The optimal cut-off points for the significant predictors associated with a higher risk of coronary flow compromise, averaged across all valve sizes, included the following: aortic annulus perimeter <78.0 mm, annulus perimeter-derived diameter <24.8 mm, average SoV height <21.0 mm, average coronary ostium height <15.6 mm, average SoV width <32.0 mm, average STJ diameter <29.4 mm, and an index Evolut depth of implant at the NCC <2.3 mm (Table 3, Table 4). The predictors associated with a higher risk of coronary flow compromise following S3 outflow at Evolut node 4 redo-TAVI according to the different index Evolut TAV sizes are listed in Supplementary Table 5.

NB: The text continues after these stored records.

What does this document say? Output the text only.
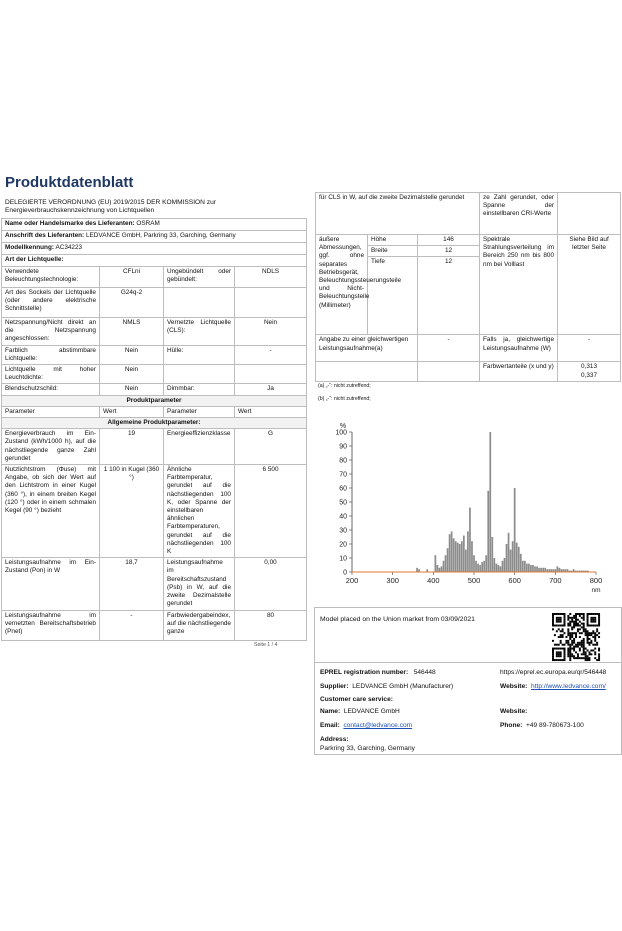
Produktdatenblatt
DELEGIERTE VERORDNUNG (EU) 2019/2015 DER KOMMISSION zur Energieverbrauchskennzeichnung von Lichtquellen
Name oder Handelsmarke des Lieferanten: OSRAM			
Anschrift des Lieferanten: LEDVANCE GmbH, Parkring 33, Garching, Germany			
Modellkennung: AC34223			
Art der Lichtquelle:			
Verwendete Beleuchtungstechnologie:	CFLni	Ungebündelt oder gebündelt:	NDLS
Art des Sockels der Lichtquelle (oder andere elektrische Schnittstelle)	G24q-2		
Netzspannung/Nicht direkt an die Netzspannung angeschlossen:	NMLS	Vernetzte Lichtquelle (CLS):	Nein
Farblich abstimmbare Lichtquelle:	Nein	Hülle:	-
Lichtquelle mit hoher Leuchtdichte:	Nein		
Blendschutzschild:	Nein	Dimmbar:	Ja
Produktparameter			
Parameter	Wert	Parameter	Wert
Allgemeine Produktparameter:			
Energieverbrauch im Ein-Zustand (kWh/1000 h), auf die nächstliegende ganze Zahl gerundet	19	Energieeffizienzklasse	G
Nutzlichtstrom (Φuse) mit Angabe, ob sich der Wert auf den Lichtstrom in einer Kugel (360 °), in einem breiten Kegel (120 °) oder in einem schmalen Kegel (90 °) bezieht	1 100 in Kugel (360 °)	Ähnliche Farbtemperatur, gerundet auf die nächstliegenden 100 K, oder Spanne der einstellbaren ähnlichen Farbtemperaturen, gerundet auf die nächstliegenden 100 K	6 500
Leistungsaufnahme im Ein-Zustand (Pon) in W	18,7	Leistungsaufnahme im Bereitschaftszustand (Psb) in W, auf die zweite Dezimalstelle gerundet	0,00
Leistungsaufnahme im vernetzten Bereitschaftsbetrieb (Pnet)	-	Farbwiedergabeindex, auf die nächstliegende ganze	80
Seite 1 / 4
für CLS in W, auf die zweite Dezimalstelle gerundet			ze Zahl gerundet, oder Spanne der einstellbaren CRI-Werte	
äußere Abmessungen, ggf. ohne separates Betriebsgerät, Beleuchtungssteuerungsteile und Nicht-Beleuchtungsteile (Millimeter)	Höhe	146	Spektrale Strahlungsverteilung im Bereich 250 nm bis 800 nm bei Volllast	Siehe Bild auf letzter Seite
	Breite	12		
	Tiefe	12		
Angabe zu einer gleichwertigen Leistungsaufnahme(a)		-	Falls ja, gleichwertige Leistungsaufnahme (W)	-
			Farbwertanteile (x und y)	0,313
0,337
(a) „-“: nicht zutreffend;
(b) „-“: nicht zutreffend;
0
10
20
30
40
50
60
70
80
90
100
%
200	300	400	500	600	700	800
nm
Model placed on the Union market from 03/09/2021
EPREL registration number: 546448	https://eprel.ec.europa.eu/qr/546448
Supplier: LEDVANCE GmbH (Manufacturer)	Website: http://www.ledvance.com/
Customer care service:
Name: LEDVANCE GmbH	Website:
Email: contact@ledvance.com	Phone: +49 89-780673-100
Address:
Parkring 33, Garching, Germany
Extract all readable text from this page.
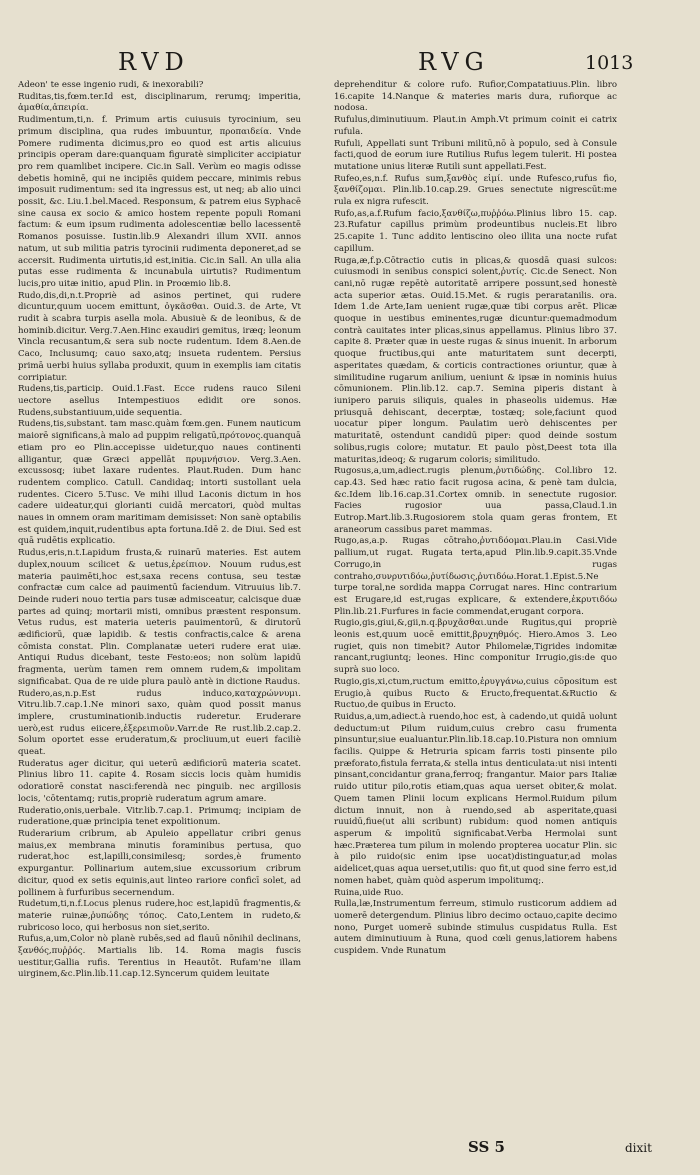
RVD	RVG	1013

Adeon' te esse ingenio rudi, & inexorabili?

Ruditas,tis,fœm.ter.Id est, disciplinarum, rerumq; imperitia, ἀμαθία,ἀπειρία.

Rudimentum,ti,n. f. Primum artis cuiusuis tyrocinium, seu primum disciplina, qua rudes imbuuntur, προπαιδεία. Vnde Pomere rudimenta dicimus,pro eo quod est artis alicuius principis operam dare:quanquam figuratè simpliciter accipiatur pro rem quamlibet incipere. Cic.in Sall. Verùm eo magis odisse debetis hominē, qui ne incipiēs quidem peccare, minimis rebus imposuit rudimentum: sed ita ingressus est, ut neq; ab alio uinci possit, &c. Liu.1.bel.Maced. Responsum, & patrem eius Syphacē sine causa ex socio & amico hostem repente populi Romani factum: & eum ipsum rudimenta adolescentiæ bello lacessentē Romanos posuisse. Iustin.lib.9 Alexandri illum XVII. annos natum, ut sub militia patris tyrocinii rudimenta deponeret,ad se accersit. Rudimenta uirtutis,id est,initia. Cic.in Sall. An ulla alia putas esse rudimenta & incunabula uirtutis? Rudimentum lucis,pro uitæ initio, apud Plin. in Proœmio lib.8.

Rudo,dis,di,n.t.Propriè ad asinos pertinet, qui rudere dicuntur,quum uocem emittunt, ὀγκᾶσθαι. Ouid.3. de Arte, Vt rudit à scabra turpis asella mola. Abusiuè & de leonibus, & de hominib.dicitur. Verg.7.Aen.Hinc exaudiri gemitus, iræq; leonum Vincla recusantum,& sera sub nocte rudentum. Idem 8.Aen.de Caco, Inclusumq; cauo saxo,atq; insueta rudentem. Persius primā uerbi huius syllaba produxit, quum in exemplis iam citatis corripiatur.

Rudens,tis,particip. Ouid.1.Fast. Ecce rudens rauco Sileni uectore asellus Intempestiuos edidit ore sonos. Rudens,substantiuum,uide sequentia.

Rudens,tis,substant. tam masc.quàm fœm.gen. Funem nauticum maiorē significans,à malo ad puppim religatū,πρότονος.quanquā etiam pro eo Plin.accepisse uidetur,quo naues continenti alligantur, quæ Græci appellāt πρυμνήσιον. Verg.3.Aen. excussosq; iubet laxare rudentes. Plaut.Ruden. Dum hanc rudentem complico. Catull. Candidaq; intorti sustollant uela rudentes. Cicero 5.Tusc. Ve mihi illud Laconis dictum in hos cadere uideatur,qui glorianti cuidā mercatori, quòd multas naues in omnem oram maritimam demisisset: Non sanè optabilis est quidem,inquit,rudentibus apta fortuna.Idē 2. de Diui. Sed est quā rudētis explicatio.

Rudus,eris,n.t.Lapidum frusta,& ruinarū materies. Est autem duplex,nouum scilicet & uetus,ἐρείπιον. Nouum rudus,est materia pauimēti,hoc est,saxa recens contusa, seu testæ confractæ cum calce ad pauimentū faciendum. Vitruuius lib.7. Deinde ruderi nouo tertia pars tusæ admisceatur, calcisque duæ partes ad quinq; mortarii misti, omnibus præstent responsum. Vetus rudus, est materia ueteris pauimentorū, & dirutorū ædificiorū, quæ lapidib. & testis confractis,calce & arena cōmista constat. Plin. Complanatæ ueteri rudere erat uiæ. Antiqui Rudus dicebant, teste Festo:eos; non solùm lapidū fragmenta, uerùm tamen rem omnem rudem,& impolitam significabat. Qua de re uide plura paulò antè in dictione Raudus.

Rudero,as,n.p.Est rudus induco,καταχρώννυμι. Vitru.lib.7.cap.1.Ne minori saxo, quàm quod possit manus implere, crustuminationib.inductis ruderetur. Eruderare uerò,est rudus eiicere,ἐξερειπιοῦν.Varr.de Re rust.lib.2.cap.2. Solum oportet esse eruderatum,& procliuum,ut eueri faciliè queat.

Ruderatus ager dicitur, qui ueterū ædificiorū materia scatet. Plinius libro 11. capite 4. Rosam siccis locis quàm humidis odoratiorē constat nasci:ferendà nec pinguib. nec argillosis locis, 'cōtentamq; rutis,propriè ruderatum agrum amare.

Ruderatio,onis,uerbale. Vitr.lib.7.cap.1. Primumq; incipiam de ruderatione,quæ principia tenet expolitionum.

Ruderarium cribrum, ab Apuleio appellatur cribri genus maius,ex membrana minutis foraminibus pertusa, quo ruderat,hoc est,lapilli,consimilesq; sordes,è frumento expurgantur. Pollinarium autem,siue excussorium cribrum dicitur, quod ex setis equinis,aut linteo rariore conficī solet, ad pollinem à furfuribus secernendum.

Rudetum,ti,n.f.Locus plenus rudere,hoc est,lapidū fragmentis,& materie ruinæ,ῥυπώδης τόπος. Cato,Lentem in rudeto,& rubricoso loco, qui herbosus non siet,serito.

Rufus,a,um,Color nò planè rubēs,sed ad flauū nōnihil declinans, ξανθός,πυῤῥός. Martialis lib. 14. Roma magis fuscis uestitur,Gallia rufis. Terentius in Heautōt. Rufam'ne illam uirginem,&c.Plin.lib.11.cap.12.Syncerum quidem leuitate

deprehenditur & colore rufo. Rufior,Compatatiuus.Plin. libro 16.capite 14.Nanque & materies maris dura, rufiorque ac nodosa.

Rufulus,diminutiuum. Plaut.in Amph.Vt primum coinit ei catrix rufula.

Rufuli, Appellati sunt Tribuni militū,nō à populo, sed à Consule facti,quod de eorum iure Rutilius Rufus legem tulerit. Hi postea mutatione unius literæ Rutili sunt appellati.Fest.

Rufeo,es,n.f. Rufus sum,ξανθὸς εἰμί. unde Rufesco,rufus fio, ξανθίζομαι. Plin.lib.10.cap.29. Grues senectute nigrescūt:me rula ex nigra rufescit.

Rufo,as,a.f.Rufum facio,ξανθίζω,πυῤῥόω.Plinius libro 15. cap. 23.Rufatur capillus primùm prodeuntibus nucleis.Et libro 25.capite 1. Tunc addito lentiscino oleo illita una nocte rufat capillum.

Ruga,æ,f.p.Cōtractio cutis in plicas,& quosdā quasi sulcos: cuiusmodi in senibus conspici solent,ῥυτίς. Cic.de Senect. Non cani,nō rugæ repētè autoritatē arripere possunt,sed honestè acta superior ætas. Ouid.15.Met. & rugis peraratanilis. ora. Idem 1.de Arte,Iam uenient rugæ,quæ tibi corpus arēt. Plicæ quoque in uestibus eminentes,rugæ dicuntur:quemadmodum contrà cauitates inter plicas,sinus appellamus. Plinius libro 37. capite 8. Præter quæ in ueste rugas & sinus inuenit. In arborum quoque fructibus,qui ante maturitatem sunt decerpti, asperitates quædam, & corticis contractiones oriuntur, quæ à similitudine rugarum anilium, ueniunt & ipsæ in nominis huius cōmunionem. Plin.lib.12. cap.7. Semina piperis distant à iunipero paruis siliquis, quales in phaseolis uidemus. Hæ priusquā dehiscant, decerptæ, tostæq; sole,faciunt quod uocatur piper longum. Paulatim uerò dehiscentes per maturitatē, ostendunt candidū piper: quod deinde sostum solibus,rugis colore; mutatur. Et paulo pòst,Deest tota illa maturitas,ideoq; & rugarum coloris; similitudo.

Rugosus,a,um,adiect.rugis plenum,ῥυτιδώδης. Col.libro 12. cap.43. Sed hæc ratio facit rugosa acina, & penè tam dulcia, &c.Idem lib.16.cap.31.Cortex omnib. in senectute rugosior. Facies rugosior uua passa,Claud.1.in Eutrop.Mart.lib.3.Rugosiorem stola quam geras frontem, Et araneorum cassibus paret mammas.

Rugo,as,a.p. Rugas cōtraho,ῥυτιδόομαι.Plau.in Casi.Vide pallium,ut rugat. Rugata terta,apud Plin.lib.9.capit.35.Vnde Corrugo,in rugas contraho,συνρυτιδόω,ῥυτίδωσις,ῥυτιδόω.Horat.1.Epist.5.Ne turpe toral,ne sordida mappa Corrugat nares. Hinc contrarium est Erugare,id est,rugas explicare, & extendere,ἐκρυτιδόω Plin.lib.21.Furfures in facie commendat,erugant corpora.

Rugio,gis,giui,&,gii,n.q.βρυχᾶσθαι.unde Rugitus,qui propriè leonis est,quum uocē emittit,βρυχηθμός. Hiero.Amos 3. Leo rugiet, quis non timebit? Autor Philomelæ,Tigrides indomitæ rancant,rugiuntq; leones. Hinc componitur Irrugio,gis:de quo suprà suo loco.

Rugio,gis,xi,ctum,ructum emitto,ἐρυγγάνω,cuius cōpositum est Erugio,à quibus Ructo & Eructo,frequentat.&Ructio & Ructuo,de quibus in Eructo.

Ruidus,a,um,adiect.à ruendo,hoc est, à cadendo,ut quidā uolunt deductum:ut Pilum ruidum,cuius crebro casu frumenta pinsuntur,siue eualuantur.Plin.lib.18.cap.10.Pistura non omnium facilis. Quippe & Hetruria spicam farris tosti pinsente pilo præforato,fistula ferrata,& stella intus denticulata:ut nisi intenti pinsant,concidantur grana,ferroq; frangantur. Maior pars Italiæ ruido utitur pilo,rotis etiam,quas aqua uerset obiter,& molat. Quem tamen Plinii locum explicans Hermol.Ruidum pilum dictum innuit, non à ruendo,sed ab asperitate,quasi ruuidū,fiue(ut alii scribunt) rubidum: quod nomen antiquis asperum & impolitū significabat.Verba Hermolai sunt hæc.Præterea tum pilum in molendo propterea uocatur Plin. sic à pilo ruido(sic enim ipse uocat)distinguatur,ad molas aidelicet,quas aqua uerset,utilis: quo fit,ut quod sine ferro est,id nomen habet, quàm quòd asperum impolitumq;.

Ruina,uide Ruo.

Rulla,læ,Instrumentum ferreum, stimulo rusticorum addiem ad uomerē detergendum. Plinius libro decimo octauo,capite decimo nono, Purget uomerē subinde stimulus cuspidatus Rulla. Est autem diminutiuum à Runa, quod cœli genus,latiorem habens cuspidem. Vnde Runatum

SS 5	dixit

Table 2. Pre-TAVI clinical characteristics and univariable predictors of a high risk of coronary flow compromise for S3 outflow at Evolut node 4 redo-TAVI.
| Univariable model | ||||
|---|---|---|---|---|
| High risk of coronary flow compromise (N=41) | Low risk of coronary flow compromise (N=163) | Odds ratio (95% CI) | p-value1 | |
| Age, years | 73.1±5.0 (41) | 74.1±5.4 (163) | 0.97 (0.91-1.03) | 0.323 |
| Female | 58.5 (24/41) | 30.1 (49/163) | 3.28 (1.62-6.65) | <0.001 |
| NYHA III/IV | 29.3 (12/41) | 23.3 (38/163) | 1.36 (0.63-2.92) | 0.429 |
| STS-PROM score, % | 2.01±0.61 (41) | 1.89±0.60 (163) | 1.38 (0.79-2.43) | 0.261 |
| BMI, kg/m2 | 33.1±6.5 (41) | 30.1±5.0 (163) | 1.10 (1.03-1.17) | 0.003 |
| BSA*, m2 | 1.99±0.20 (41) | 2.01±0.20 (163) | 0.94 (0.67-1.32) | 0.704 |
| Peripheral artery disease | 4.9 (2/41) | 7.4 (12/162) | 0.64 (0.14-2.98) | 0.571 |
| Cerebrovascular disease | 7.3 (3/41) | 9.8 (16/163) | 0.73 (0.20-2.62) | 0.624 |
| Chronic lung disease/COPD | 23.1 (9/39) | 14.2 (22/155) | 1.81 (0.76-4.33) | 0.180 |
| Serum creatinine >2 mg/dl | 0.0 (0/41) | 0.6 (1/163) | 1.32 (0.01-122.06) | 0.905 |
| Previous CABG | 2.4 (1/41) | 1.8 (3/163) | 1.33 (0.14-13.16) | 0.805 |
| Atrial fibrillation/atrial flutter | 4.9 (2/41) | 9.8 (16/163) | 0.47 (0.10-2.14) | 0.329 |
| Data are presented as mean±standard deviation (n) or percentage (n/N) 1Wald p-value. *OR per 0.2 m2 increase in BSA. BMI: body mass index; BSA: body surface area; CABG: coronary artery bypass grafting; CI: confidence interval; COPD: chronic obstructive pulmonary disease; NYHA: New York Heart Association; OR: odds ratio; STS-PROM: Society of Thoracic Surgeons Predicted Risk of Mortality; TAVI: transcatheter aortic valve implantation | ||||
Table 3. Pre-TAVI CT parameters and univariable predictors of a high risk of coronary flow compromise for S3 outflow at Evolut node 4 redo-TAVI.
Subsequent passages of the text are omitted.